L’impact financier des Jeux Olympiques est, on le sait, d’une importance capitale pour le pays organisateur, le secteur du tourisme et les sponsors. Mais il s’agit aussi d’une manne formidable pour tout opportuniste un peu débrouillard qui saurait tirer son épingle des Jeux. Et le Brésil n’en manque pas, la vente de produits contrefaisants représentant déjà, d’ordinaire, un marché annuel de 30 milliards de dollars.

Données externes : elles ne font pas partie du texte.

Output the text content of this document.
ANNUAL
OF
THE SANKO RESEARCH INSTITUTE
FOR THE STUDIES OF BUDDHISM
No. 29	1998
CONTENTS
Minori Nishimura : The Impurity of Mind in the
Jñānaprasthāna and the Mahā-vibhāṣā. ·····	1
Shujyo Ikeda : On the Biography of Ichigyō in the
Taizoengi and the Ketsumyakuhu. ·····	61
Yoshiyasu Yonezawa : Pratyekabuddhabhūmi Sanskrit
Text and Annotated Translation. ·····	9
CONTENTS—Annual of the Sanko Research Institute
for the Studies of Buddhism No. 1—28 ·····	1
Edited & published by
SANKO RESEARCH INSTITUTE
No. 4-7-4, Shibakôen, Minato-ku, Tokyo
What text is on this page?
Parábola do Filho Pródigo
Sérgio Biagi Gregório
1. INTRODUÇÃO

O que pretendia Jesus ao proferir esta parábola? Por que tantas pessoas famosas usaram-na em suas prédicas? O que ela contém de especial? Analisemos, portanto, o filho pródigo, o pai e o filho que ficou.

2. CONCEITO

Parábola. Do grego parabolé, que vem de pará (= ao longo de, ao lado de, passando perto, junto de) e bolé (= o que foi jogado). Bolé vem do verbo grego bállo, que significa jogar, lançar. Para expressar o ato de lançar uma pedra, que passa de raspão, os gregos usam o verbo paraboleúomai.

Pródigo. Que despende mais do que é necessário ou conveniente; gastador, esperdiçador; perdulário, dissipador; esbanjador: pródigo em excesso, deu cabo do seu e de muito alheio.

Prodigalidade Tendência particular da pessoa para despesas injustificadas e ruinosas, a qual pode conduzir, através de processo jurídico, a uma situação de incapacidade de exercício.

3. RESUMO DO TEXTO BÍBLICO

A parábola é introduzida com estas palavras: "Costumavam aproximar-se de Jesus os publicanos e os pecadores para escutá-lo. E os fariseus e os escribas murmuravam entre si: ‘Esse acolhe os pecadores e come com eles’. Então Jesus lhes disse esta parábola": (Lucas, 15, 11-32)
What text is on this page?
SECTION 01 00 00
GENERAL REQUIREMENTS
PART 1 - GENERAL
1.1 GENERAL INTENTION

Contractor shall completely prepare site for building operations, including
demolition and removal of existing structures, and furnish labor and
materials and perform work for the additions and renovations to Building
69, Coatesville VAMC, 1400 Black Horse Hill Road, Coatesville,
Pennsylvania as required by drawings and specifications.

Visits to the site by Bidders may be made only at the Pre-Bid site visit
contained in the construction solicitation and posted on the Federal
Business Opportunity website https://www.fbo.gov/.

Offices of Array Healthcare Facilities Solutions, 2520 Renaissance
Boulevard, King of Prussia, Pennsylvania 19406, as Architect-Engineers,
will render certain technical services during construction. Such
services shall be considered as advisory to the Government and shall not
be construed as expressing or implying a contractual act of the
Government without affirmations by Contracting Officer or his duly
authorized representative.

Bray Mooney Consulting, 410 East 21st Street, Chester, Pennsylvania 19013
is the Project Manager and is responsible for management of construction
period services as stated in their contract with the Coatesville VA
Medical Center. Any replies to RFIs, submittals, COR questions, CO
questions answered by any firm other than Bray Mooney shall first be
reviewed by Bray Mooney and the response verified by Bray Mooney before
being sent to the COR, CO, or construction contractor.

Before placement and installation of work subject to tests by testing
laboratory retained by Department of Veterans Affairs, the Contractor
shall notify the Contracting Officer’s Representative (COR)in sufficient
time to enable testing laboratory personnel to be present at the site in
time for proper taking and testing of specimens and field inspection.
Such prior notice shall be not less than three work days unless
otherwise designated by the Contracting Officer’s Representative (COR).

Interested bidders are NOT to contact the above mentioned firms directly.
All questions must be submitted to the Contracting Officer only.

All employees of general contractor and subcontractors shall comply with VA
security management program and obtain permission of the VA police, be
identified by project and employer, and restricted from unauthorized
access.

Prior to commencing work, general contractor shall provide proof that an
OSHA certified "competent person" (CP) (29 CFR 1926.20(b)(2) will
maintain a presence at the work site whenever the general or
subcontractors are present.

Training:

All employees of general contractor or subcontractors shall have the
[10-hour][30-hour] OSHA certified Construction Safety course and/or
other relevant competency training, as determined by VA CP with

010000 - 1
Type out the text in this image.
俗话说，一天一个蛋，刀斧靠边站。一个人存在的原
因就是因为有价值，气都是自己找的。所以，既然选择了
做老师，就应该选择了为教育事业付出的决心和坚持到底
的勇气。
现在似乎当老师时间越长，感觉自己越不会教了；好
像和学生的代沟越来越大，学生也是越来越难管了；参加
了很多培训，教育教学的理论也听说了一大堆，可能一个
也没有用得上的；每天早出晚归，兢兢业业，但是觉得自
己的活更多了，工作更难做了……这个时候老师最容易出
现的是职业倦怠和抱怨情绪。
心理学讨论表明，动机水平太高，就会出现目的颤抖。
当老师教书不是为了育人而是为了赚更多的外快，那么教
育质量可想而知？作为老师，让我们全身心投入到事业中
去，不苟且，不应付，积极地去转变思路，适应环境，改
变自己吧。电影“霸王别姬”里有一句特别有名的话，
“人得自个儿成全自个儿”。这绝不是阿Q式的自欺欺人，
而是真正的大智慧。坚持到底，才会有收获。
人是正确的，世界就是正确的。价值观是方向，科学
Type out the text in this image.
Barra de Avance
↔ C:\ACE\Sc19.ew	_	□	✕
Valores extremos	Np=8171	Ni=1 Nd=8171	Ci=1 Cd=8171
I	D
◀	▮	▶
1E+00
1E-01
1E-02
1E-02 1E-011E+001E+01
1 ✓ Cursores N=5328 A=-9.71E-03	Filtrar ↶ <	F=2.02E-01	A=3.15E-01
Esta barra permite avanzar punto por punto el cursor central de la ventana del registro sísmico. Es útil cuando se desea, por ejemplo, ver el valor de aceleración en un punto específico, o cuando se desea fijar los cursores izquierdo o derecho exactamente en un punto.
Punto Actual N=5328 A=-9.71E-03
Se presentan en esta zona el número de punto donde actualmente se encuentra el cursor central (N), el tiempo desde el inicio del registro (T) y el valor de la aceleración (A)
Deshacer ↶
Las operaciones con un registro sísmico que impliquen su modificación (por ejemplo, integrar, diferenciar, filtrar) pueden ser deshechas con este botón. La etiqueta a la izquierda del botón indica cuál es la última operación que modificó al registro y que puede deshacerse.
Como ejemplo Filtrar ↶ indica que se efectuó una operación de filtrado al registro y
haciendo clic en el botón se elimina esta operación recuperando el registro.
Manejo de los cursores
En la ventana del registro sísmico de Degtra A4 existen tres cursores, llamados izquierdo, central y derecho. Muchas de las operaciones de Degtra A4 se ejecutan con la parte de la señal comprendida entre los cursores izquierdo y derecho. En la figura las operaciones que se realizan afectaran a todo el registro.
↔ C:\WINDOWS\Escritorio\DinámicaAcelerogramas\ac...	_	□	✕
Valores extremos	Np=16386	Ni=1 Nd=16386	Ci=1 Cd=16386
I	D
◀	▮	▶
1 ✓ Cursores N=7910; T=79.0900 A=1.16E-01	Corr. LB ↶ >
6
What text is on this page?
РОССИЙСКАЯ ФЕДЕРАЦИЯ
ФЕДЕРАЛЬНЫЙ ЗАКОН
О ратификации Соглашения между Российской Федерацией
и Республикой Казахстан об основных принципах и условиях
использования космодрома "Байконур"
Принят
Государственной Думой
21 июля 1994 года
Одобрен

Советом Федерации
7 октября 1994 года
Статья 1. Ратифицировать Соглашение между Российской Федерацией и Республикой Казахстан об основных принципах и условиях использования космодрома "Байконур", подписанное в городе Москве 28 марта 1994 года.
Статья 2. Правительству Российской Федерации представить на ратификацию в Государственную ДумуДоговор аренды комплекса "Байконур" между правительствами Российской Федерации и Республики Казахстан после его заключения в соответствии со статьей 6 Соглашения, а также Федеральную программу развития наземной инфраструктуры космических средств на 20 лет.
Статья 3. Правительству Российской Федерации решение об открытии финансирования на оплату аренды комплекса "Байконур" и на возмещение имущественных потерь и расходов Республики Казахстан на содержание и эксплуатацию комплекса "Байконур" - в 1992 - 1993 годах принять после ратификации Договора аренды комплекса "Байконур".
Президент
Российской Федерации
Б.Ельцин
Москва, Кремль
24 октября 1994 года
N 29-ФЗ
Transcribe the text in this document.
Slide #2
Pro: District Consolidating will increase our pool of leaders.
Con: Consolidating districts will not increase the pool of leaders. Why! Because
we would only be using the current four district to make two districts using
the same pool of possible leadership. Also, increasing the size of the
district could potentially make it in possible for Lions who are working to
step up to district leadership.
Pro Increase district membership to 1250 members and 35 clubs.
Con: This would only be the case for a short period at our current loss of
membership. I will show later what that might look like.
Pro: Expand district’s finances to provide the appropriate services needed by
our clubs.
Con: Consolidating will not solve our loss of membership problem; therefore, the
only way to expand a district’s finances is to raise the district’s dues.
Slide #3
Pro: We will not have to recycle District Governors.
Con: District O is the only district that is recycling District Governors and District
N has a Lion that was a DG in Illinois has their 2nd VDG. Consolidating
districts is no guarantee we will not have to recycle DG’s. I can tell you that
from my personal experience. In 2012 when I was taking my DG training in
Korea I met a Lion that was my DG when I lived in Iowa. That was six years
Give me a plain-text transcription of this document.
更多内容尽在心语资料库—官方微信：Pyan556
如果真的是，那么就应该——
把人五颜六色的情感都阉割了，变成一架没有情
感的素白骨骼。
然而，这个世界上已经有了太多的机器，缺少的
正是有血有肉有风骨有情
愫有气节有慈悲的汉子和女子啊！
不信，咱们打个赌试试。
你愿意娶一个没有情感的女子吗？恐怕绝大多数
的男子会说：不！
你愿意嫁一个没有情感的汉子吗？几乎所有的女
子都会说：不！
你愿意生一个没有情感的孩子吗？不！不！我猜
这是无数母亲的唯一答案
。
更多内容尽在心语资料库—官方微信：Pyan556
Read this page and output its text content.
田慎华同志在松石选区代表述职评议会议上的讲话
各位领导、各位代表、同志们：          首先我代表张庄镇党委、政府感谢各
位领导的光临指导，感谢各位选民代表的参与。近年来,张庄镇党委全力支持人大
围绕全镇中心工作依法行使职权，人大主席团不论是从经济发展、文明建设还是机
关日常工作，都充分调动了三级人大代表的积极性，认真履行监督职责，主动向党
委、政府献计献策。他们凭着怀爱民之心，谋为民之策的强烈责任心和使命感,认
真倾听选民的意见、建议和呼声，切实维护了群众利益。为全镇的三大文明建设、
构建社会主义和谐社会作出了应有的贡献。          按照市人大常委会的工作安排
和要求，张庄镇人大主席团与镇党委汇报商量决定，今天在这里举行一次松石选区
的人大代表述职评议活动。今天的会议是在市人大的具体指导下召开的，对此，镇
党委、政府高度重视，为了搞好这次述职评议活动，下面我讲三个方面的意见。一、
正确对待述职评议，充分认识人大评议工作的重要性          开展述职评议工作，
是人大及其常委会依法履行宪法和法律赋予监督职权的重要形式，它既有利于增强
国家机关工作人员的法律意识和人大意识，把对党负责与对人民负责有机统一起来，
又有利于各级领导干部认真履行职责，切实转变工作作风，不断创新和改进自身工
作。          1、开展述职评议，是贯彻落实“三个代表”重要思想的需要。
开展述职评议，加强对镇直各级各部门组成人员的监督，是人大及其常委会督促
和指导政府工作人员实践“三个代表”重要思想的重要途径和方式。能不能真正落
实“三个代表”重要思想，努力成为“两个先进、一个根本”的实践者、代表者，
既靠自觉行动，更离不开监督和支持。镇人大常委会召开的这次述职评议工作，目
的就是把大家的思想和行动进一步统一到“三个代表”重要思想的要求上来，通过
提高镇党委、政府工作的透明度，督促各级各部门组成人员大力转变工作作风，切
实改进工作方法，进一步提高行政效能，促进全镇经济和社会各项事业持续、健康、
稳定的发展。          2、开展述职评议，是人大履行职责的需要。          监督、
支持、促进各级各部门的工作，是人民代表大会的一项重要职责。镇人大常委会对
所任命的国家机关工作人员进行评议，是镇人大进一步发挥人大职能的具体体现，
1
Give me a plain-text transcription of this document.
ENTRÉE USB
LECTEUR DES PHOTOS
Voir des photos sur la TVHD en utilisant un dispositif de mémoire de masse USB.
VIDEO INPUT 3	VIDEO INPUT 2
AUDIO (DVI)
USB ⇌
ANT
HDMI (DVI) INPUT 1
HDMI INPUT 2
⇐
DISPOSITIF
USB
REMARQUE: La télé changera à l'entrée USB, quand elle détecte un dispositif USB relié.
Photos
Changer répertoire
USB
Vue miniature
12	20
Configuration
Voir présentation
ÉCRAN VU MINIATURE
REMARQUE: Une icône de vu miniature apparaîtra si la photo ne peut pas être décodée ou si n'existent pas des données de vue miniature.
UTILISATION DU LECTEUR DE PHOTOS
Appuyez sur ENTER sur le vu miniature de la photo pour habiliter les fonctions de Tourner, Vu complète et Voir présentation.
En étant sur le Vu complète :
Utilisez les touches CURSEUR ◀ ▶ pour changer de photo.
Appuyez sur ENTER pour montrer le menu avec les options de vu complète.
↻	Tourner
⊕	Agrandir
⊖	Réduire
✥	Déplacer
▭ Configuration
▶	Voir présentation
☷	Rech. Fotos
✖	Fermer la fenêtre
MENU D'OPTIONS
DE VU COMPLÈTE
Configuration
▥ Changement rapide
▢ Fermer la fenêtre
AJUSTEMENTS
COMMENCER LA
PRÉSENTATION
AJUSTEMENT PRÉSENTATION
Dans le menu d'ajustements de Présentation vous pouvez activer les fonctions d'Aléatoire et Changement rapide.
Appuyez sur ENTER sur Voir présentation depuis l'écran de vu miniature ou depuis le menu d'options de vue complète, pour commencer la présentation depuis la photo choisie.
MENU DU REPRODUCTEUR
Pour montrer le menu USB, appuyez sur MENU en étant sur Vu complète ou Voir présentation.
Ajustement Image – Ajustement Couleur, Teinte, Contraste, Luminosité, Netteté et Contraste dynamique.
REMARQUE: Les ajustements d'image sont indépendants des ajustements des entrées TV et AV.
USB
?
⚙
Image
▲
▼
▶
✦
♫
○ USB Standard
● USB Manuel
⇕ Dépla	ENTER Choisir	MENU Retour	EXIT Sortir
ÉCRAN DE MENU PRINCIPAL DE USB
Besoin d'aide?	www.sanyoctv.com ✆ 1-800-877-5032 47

Afin de lutter contre la prolifération de la contrefaçon à l’approche des Jeux, une brigade spécialisée de la police brésilienne a réalisé de nombreuses interventions dans tout Rio, saisissant des milliers d’articles illégaux arborant les anneaux olympiques et/ou le logo des Jeux. Le butin est notamment composé de t-shirts, stylos, serviettes de plage, mouchoirs, plaques minéralogiques… Plus surprenant, les autorités ont saisi des paquets de marijuana et de cocaine aux couleurs des Jeux ! Mais dans la tornade des saisies, il semblerait que la police ait également fait main basse sur des objets portant uniquement les mentions RIO 2016, ce qui en soit ne constitue pas une contrefaçon au regard du droit des marques. Même en ces temps difficiles, il faut pourtant être attentif à faire la différence entre contrefacteur et simple opportuniste qui reste dans la légalité.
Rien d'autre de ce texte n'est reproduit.